HS2 Ltd is the company responsible for developing the HS2 Project, Great Britain’s new high-speed railway.

About HS2 Ltd.

HS2 Ltd is the company responsible for developing the HS2 Project, Great Britain’s new high-speed railway. HS2 Ltd is an executive non-departmental public body, sponsored by the Department for Transport.​​​​​​​​​​​​​​ Once operational, HS2’s British-built bullet trains will provide zero carbon journeys between the UK’s two largest cities, Birmingham and London, with services continuing on to Manchester, the North West and Scotland using the conventional railway network, cutting journey times.

HS2 and Made Smarter Innovation Sustainability Accelerator

Zoë Edmonds, Senior Innovation Manager, said:

HS2 Ltd welcomes the opportunity to innovate with SMEs in the UK, to benefit from their fresh thinking and expertise as we seek to constantly improve the sustainability and efficiency of our delivery. The Made Smarter programme is a great opportunity for SMEs with digital innovations to be supported to engage with large companies like HS2 and our delivery partners. We very much look forward to working with the programme, combining lean thinking with digital innovation, to make some of our current processes more sustainable.

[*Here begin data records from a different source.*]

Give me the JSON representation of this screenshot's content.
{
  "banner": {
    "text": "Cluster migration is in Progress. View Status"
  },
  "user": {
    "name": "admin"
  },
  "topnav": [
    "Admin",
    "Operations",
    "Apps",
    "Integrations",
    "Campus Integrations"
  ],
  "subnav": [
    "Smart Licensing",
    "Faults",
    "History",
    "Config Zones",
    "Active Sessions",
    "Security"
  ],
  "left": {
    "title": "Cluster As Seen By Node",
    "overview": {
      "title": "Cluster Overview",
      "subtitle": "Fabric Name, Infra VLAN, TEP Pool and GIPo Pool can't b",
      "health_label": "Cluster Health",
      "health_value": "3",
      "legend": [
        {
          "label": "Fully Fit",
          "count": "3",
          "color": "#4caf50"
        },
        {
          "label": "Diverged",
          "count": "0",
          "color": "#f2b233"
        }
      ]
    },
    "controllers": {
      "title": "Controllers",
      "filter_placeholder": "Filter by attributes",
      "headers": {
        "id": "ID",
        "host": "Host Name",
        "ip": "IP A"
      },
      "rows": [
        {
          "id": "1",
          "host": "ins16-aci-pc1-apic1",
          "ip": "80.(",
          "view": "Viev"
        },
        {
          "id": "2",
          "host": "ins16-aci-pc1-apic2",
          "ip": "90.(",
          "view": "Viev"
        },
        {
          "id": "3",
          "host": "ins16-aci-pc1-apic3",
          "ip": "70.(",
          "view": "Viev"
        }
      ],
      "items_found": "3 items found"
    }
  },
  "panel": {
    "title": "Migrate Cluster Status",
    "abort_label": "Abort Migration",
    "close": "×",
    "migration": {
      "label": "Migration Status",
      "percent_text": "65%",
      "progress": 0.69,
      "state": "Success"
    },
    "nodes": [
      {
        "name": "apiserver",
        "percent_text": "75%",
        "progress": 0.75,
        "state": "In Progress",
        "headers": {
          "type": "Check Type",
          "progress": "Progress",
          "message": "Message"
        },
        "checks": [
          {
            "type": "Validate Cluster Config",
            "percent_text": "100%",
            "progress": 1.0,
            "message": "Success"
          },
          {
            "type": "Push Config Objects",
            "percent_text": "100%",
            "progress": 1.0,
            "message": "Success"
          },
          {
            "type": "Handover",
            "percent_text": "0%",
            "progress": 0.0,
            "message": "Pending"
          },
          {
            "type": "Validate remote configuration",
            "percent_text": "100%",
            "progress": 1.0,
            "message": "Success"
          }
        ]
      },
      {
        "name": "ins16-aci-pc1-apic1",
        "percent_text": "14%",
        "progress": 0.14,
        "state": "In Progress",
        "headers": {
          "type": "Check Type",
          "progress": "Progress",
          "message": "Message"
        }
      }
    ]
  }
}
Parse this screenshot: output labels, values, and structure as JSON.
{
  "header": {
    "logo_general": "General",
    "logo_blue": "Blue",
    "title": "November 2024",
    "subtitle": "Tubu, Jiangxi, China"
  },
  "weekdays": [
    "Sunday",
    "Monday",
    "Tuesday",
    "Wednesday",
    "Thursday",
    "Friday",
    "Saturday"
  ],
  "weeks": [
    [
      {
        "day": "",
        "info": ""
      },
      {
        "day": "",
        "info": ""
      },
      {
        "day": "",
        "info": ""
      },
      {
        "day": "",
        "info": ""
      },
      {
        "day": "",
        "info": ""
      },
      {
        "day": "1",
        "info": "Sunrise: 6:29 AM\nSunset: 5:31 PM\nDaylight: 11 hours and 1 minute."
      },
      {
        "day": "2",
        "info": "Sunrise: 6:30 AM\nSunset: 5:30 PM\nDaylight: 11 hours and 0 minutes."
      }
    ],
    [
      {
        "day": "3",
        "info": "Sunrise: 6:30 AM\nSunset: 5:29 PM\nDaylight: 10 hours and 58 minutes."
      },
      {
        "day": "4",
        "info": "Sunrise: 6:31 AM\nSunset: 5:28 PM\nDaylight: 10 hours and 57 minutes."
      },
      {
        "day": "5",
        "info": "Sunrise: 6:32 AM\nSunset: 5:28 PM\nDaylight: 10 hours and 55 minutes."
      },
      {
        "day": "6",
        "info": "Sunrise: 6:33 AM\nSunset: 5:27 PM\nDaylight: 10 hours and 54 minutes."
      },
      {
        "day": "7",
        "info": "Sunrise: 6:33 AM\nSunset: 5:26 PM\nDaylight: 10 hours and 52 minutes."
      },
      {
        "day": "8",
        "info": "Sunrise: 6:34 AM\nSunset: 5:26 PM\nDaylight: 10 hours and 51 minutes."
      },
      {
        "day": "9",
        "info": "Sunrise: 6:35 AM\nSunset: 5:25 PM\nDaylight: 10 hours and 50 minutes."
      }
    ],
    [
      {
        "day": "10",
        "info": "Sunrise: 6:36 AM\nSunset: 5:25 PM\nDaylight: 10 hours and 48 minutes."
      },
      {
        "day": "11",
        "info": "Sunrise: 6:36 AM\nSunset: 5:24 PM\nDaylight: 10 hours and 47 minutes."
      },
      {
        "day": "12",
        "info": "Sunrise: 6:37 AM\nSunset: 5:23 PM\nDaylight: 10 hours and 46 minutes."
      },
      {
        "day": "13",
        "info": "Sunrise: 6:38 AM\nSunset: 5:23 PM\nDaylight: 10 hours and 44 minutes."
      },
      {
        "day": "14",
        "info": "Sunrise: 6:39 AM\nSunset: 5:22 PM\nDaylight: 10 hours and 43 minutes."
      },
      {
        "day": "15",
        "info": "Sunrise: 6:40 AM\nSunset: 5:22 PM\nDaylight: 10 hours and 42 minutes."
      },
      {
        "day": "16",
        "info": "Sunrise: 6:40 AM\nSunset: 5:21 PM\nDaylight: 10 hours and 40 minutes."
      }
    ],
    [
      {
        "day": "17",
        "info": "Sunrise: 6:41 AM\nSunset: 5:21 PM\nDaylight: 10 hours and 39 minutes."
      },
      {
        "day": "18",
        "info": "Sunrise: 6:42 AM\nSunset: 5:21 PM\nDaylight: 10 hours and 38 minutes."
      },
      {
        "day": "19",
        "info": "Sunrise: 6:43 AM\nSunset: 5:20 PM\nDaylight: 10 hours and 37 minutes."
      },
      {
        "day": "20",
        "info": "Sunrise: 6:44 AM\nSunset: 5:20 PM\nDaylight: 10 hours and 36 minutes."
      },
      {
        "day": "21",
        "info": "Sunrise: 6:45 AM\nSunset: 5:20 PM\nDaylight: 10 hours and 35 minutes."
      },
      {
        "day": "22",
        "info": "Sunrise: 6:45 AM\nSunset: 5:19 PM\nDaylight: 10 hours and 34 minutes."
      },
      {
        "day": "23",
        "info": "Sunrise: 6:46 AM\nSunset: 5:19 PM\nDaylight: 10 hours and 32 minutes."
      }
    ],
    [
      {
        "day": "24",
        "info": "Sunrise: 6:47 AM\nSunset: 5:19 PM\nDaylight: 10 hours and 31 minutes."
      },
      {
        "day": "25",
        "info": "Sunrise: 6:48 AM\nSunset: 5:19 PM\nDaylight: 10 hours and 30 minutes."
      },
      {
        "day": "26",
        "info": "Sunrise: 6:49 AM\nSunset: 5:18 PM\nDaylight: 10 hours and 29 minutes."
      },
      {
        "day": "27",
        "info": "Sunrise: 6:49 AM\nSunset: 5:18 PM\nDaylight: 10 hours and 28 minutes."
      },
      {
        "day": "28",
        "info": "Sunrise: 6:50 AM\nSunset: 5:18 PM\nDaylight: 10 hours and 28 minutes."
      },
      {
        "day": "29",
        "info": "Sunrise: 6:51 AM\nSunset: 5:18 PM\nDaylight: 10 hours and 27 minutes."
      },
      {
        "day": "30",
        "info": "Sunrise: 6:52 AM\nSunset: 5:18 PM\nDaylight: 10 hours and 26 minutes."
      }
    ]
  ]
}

Challenge – Data-driven decisions for the circular economy

Challenge Background

HS2 is Great Britain’s new high-speed railway: It is the first new intercity railway to be built north of London in over a century. Construction of the line is well underway, with almost 30,000 jobs supported by the project and over 3,200 UK-based businesses helping to build it.

HS2 is Britain’s biggest build, comprising 140-miles of track, four brand-new, state-of-the art stations, two depots and 32 miles of tunnel. It will involve the building of some of Britain’s longest viaducts, spanning valleys, lakes and rivers,

There are over 350 active sites between the West Midlands and London. Work at these sites includes the prefabrication of tunnel rings, construction of viaduct pillars, provision of site accommodation, plant and materials’ storage, spoil removal facilities and so on.

When construction is complete and sites / storage yards are no longer needed, they must be removed safely, efficiently and sustainably. HS2 aims to divert 95% of construction and demolition material from landfill as part of its environmental commitments.

To achieve this, some of the temporary fixed assets that were installed to facilitate the construction of the railway (hardstanding, car parks, structures and roads, etc) will need to be broken down into their component materials for reuse.

Managing all the necessary factors that feed into the deconstruction process is a significant challenge that requires data from the multiple contractors involved in HS2. Currently, the contractors collect different data in different formats about their temporary assets, not necessarily in a central repository. This makes it difficult to make data-driven decisions to plan the management of deconstruction waste and meet the 95% diversion target in the best way.

Factors to be complied, but not limited to include:

  • Quantity of assets on site and their component materials
  • Equipment required to perform deconstruction processes
  • Permits required to perform deconstruction processes
  • When is the asset available for deconstruction; any deadlines for reuse
  • Carbon costs for material deconstruction & transport
  • Value of component materials
  • Options for deconstruction and the processing into reusable materials
  • Time for deconstruction and processing
  • Geographic location of assets and potential processing / reuse sites

For this Challenge

HS2 is seeking an innovative solution to effectively manage and integrate data collected by contractors on the factors for deconstruction, to enable optioneering to find sustainable, efficient outcomes for the constituent materials.

Successful applicants should present a solution that can aggregate data, provide data analytics and recommendations for efficiencies. It should demonstrate the value of good data management and policies, as well as data-driven decisions, to encourage process improvements across the HS2 estate by driving significant cost and carbon savings.

A potential solution is one that can collate and analyse available data on a site’s current materials and fixed temporary assets within a reasonable expected timeframe. It will use that to evidence the overall total available materials, which could be reused. It may make recommendations based on analysis of information on the carbon costs of different disposal options (e.g. distance to processing plant) as well as the available heavy machinery and possible required consents to break down those fixed temporary assets.